We first specify several programs that use if statements. To this end, we define several variables that we will use ($a, $b, and $c in the SIMPLE-SPEC-SYNTAX module), together with some simplifications in the VERIFICATION module, which we will address shortly, when describing the proofs.
requires "../../05-control-flow/control-flow.k"
requires "domains.md"
module SIMPLE-SPEC-SYNTAX
imports CONTROL-FLOW-SYNTAX
syntax Id ::= "$a" [token]
| "$b" [token]
| "$c" [token]
endmodule
module VERIFICATION
imports SIMPLE-SPEC-SYNTAX
imports CONTROL-FLOW
rule { MAP [ K <- V' ] #Equals MAP [ K <- V ] } => { V' #Equals V } [simplification, anywhere]
rule maxInt(X, Y) => Y requires X <Int Y [simplification]
rule maxInt(X, Y) => X requires notBool X <Int Y [simplification]
endmodule
The first claim to prove is the following:
claim
<k>
if ( 3 < 4 ) {
$c = 1 ;
} else {
$c = 2 ;
} => . ...
</k>
<store> STORE => STORE [ $c <- 1 ] </store>
and it states that the execution of the given program only updates the value of $c in the variable store to 1, which is evident, given that the "then" branch of the code will be executed since 3 is less than 4. The second claim:
claim
<k>
$a = A:Int ; $b = B:Int ;
if (A < B) {
$c = B ;
} else {
$c = A ;
} => . ...
</k>
<store> STORE => STORE [ $a <- A ] [ $b <- B ] [ $c <- ?C:Int ] </store>
ensures A <=Int ?C andBool
B <=Int ?C
introduces two symbolic integers, A and B, and states that after the execution of the given program, the store will have been updated so that the value of $a equals A, the value of $b equals B, and the value of $c equals some symbolic integer ?C such that A <= C and B <= C. More precisely, for symbolic variables, the notation ? denotes existential quantification, whereas the absence of ? (for example, the way A and B are introduced) denotes universal quantification. The ensures clause corresponds to a post-condition of sorts, stating conditions that must hold after the execution. The last claim states precisely what the value of ?C is, replacing it with the function maxInt(A, B), defined in the VERIFICATION module as the greater of the two parameters.
claim
<k>
$a = A:Int ; $b = B:Int ;
if (A < B) {
$c = B ;
} else {
$c = A ;
} => . ...
</k>
<store> STORE => STORE [ $a <- A ] [ $b <- B ] [ $c <- maxInt(A, B) ] </store>
The maxInt function used in the last claim is defined via two simplifications, which can be thought of as hints that K can use to simplify the current configuration. For example, given the maxInt simplifications
rule maxInt(X, Y) => Y requires X <Int Y [simplification]
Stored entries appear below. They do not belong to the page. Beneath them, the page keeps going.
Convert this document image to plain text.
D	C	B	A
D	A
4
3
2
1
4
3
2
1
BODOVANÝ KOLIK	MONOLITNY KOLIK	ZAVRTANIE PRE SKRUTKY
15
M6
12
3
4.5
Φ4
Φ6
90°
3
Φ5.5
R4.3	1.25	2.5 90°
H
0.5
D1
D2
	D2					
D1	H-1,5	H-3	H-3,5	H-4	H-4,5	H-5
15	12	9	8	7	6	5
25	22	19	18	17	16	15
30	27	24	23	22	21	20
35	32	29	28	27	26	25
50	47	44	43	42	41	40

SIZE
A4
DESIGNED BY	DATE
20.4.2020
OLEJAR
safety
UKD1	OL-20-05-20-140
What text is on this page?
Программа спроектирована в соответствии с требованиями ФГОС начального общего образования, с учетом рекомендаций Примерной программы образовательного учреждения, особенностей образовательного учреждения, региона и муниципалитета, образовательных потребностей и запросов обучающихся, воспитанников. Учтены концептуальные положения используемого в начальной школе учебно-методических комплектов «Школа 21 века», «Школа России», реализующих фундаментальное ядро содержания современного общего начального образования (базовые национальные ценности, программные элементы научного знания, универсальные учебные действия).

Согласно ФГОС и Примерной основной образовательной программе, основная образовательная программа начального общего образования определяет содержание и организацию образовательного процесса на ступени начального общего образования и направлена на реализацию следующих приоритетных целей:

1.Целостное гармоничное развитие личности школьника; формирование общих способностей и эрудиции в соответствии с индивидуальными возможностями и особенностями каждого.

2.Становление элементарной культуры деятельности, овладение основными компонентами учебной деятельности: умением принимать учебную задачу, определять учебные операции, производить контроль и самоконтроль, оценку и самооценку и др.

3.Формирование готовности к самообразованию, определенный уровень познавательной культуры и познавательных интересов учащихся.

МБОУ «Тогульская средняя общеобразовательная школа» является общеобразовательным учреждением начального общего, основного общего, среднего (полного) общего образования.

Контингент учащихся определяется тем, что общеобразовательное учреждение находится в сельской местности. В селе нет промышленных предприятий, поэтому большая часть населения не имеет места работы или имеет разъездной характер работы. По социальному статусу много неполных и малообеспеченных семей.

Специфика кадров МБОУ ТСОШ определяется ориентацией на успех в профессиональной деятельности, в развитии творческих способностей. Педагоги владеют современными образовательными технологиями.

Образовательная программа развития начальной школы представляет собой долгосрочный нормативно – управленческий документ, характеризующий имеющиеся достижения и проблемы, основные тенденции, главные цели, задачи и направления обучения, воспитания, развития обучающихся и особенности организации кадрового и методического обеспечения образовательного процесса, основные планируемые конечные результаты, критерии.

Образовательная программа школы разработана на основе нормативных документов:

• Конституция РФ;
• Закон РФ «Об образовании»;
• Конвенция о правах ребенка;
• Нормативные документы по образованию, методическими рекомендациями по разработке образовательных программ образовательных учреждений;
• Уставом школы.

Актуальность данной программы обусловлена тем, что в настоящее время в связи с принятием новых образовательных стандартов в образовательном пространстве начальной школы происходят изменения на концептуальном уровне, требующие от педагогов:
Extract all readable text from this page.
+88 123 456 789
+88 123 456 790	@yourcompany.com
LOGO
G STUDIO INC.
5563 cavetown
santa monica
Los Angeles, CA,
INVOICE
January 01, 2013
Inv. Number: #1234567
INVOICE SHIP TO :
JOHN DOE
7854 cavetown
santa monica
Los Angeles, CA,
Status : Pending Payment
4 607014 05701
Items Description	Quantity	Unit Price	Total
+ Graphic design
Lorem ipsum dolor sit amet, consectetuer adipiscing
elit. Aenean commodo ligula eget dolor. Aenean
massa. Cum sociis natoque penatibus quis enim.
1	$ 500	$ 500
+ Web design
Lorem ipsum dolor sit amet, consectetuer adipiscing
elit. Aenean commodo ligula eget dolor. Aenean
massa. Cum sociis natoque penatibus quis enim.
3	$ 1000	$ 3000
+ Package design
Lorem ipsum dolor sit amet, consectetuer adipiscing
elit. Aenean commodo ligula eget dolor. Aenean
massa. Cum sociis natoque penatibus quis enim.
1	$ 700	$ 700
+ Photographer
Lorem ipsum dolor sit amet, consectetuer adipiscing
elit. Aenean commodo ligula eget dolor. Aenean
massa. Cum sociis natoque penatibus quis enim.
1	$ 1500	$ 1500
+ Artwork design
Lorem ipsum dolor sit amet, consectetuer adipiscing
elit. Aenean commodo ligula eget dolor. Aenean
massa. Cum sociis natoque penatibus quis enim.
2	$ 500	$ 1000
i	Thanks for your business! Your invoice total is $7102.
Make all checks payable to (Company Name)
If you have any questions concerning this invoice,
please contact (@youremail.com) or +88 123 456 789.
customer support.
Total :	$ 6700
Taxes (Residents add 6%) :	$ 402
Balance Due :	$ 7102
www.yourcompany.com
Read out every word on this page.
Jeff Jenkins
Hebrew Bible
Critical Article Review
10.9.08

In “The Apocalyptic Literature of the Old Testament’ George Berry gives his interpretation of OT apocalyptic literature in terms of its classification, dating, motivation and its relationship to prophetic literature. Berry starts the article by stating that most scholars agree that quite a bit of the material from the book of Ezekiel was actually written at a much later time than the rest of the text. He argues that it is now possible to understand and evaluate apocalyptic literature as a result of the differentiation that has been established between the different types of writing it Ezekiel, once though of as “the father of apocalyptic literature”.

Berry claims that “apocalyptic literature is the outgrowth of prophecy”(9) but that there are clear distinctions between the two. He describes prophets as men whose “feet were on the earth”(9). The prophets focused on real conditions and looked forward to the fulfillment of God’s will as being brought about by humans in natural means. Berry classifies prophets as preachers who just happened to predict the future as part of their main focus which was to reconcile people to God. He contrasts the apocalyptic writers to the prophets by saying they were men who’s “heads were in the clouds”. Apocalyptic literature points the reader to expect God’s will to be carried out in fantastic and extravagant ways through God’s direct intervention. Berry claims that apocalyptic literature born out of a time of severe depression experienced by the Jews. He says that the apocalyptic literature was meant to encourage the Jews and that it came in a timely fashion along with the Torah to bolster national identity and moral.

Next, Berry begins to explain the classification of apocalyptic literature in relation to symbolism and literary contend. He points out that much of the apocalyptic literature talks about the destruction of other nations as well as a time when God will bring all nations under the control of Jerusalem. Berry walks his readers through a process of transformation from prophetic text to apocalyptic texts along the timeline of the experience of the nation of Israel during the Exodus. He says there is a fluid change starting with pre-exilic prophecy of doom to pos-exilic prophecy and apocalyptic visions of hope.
rule maxInt(X, Y) => X requires notBool X <Int Y [simplification]
the first one states that maxInt(X, Y) simplifies to Y whenever X is smaller than Y, and the second one states that it simplifies to X otherwise, effectively meaning that maxInt(X, Y) represents the greater of the two parameters. The third simplification in the VERIFICATION module is more interesting:
rule { MAP [ K <- V' ] #Equals MAP [ K <- V ] } => { V' #Equals V } [simplification, anywhere]
and what it states is that if two maps are equal, then the values for the same keys in each of them have to be the same.
Next, we use K to prove, albeit indirectly, that the sum of the first N integers equals (N * (N + 1)) / 2. We do so by proving the following claim:
claim
<k>
while ( 0 < $n ) {
$s = $s + $n ;
$n = $n - 1 ;
} => . ...
</k>
<store>
$s |-> (S:Int => S +Int ((N +Int 1) *Int N /Int 2))
$n |-> (N:Int => 0)
</store>
requires N >=Int 0
which states that after the given while loop, which, in each iteration, adds the value of $n to $s, the value of $n equals 0 and the value of $s has been incremented by (N * (N + 1)) / 2, where N is the (symbolic) initial value of $n.